Douglas and Michaels explain that the new momism oppresses all women by reducing their worth to childbearing and rearing; that in an overwhelmingly child oriented society, a woman is not complete without a child; she must be the primary caregiver of that child, and she must devote herself utterly to her children. Lest she be called "selfish" or "immature."
Whatever one's reasons for declining parenthood (some cite financial motives, others, careers -- there's even an entire group citing environmental reasons and overpopulation) most people simply don't take kindly to those who can, but don't, have kids. Particularly in a time where infertility rates are on the rise.
While Green has no way of knowing for certain whether or not she's fertile, she remains undaunted by her "waste of womb."

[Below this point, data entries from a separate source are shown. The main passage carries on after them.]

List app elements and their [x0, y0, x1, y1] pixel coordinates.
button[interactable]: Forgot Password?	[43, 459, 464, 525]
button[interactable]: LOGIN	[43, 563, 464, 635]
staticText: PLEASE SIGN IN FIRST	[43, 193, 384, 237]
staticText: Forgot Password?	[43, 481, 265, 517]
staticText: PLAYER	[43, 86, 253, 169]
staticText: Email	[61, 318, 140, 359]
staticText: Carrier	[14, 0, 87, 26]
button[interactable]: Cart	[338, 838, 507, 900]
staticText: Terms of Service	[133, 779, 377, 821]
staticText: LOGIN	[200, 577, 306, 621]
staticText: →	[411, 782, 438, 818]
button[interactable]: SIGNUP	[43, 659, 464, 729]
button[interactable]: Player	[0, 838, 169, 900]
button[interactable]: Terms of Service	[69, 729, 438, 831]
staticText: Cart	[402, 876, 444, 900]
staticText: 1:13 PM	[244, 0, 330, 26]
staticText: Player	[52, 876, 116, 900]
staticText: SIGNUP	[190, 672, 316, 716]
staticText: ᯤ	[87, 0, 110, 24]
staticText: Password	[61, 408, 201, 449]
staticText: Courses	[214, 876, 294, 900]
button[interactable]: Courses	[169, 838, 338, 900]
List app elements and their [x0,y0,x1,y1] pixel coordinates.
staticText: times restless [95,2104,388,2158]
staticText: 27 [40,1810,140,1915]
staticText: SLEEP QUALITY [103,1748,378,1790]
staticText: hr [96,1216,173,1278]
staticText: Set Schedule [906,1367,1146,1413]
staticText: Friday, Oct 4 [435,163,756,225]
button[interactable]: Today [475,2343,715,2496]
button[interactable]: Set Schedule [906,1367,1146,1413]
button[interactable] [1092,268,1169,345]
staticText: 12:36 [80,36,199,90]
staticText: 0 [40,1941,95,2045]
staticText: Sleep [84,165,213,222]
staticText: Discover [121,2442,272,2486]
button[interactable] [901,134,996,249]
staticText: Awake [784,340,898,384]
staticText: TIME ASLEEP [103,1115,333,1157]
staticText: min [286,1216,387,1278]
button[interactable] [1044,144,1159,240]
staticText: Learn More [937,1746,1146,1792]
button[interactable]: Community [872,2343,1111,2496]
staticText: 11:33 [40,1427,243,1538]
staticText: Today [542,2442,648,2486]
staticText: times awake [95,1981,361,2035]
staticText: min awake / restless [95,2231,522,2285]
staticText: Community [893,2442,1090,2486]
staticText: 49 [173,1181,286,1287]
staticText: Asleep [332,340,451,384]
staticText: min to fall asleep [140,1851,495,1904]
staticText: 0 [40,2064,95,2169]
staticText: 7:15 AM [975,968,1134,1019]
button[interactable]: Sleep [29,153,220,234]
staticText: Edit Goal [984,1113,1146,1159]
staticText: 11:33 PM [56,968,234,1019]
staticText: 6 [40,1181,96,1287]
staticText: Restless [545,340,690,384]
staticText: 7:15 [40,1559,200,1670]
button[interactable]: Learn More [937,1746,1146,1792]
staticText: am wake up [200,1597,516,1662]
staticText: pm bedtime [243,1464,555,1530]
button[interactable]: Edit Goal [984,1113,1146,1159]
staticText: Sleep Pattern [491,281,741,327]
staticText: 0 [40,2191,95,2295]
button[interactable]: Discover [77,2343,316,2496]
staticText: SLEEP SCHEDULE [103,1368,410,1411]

"I think there's definitely this idea where a woman's function is to have babies cause your body is made to do it," she says. "My body is made to do a lot of things. It's made to run. That doesn't mean I go running every day. Nor should I have to."
As for Mrs. Green, she's got a long trek in front of her. By her only daughter's estimate, "She should be crying a lot over the next, I don't know, how many years before I'm past my prime childbearing years? I'm guessing twenty years."
At least it's not thirty.
* Names have been changed for this article.
** Planned Parenthood of Boston no longer offers tubal ligations and could not be reached for comment.
Bonnie Zylbergold is the assistant editor of American Sexuality magazine.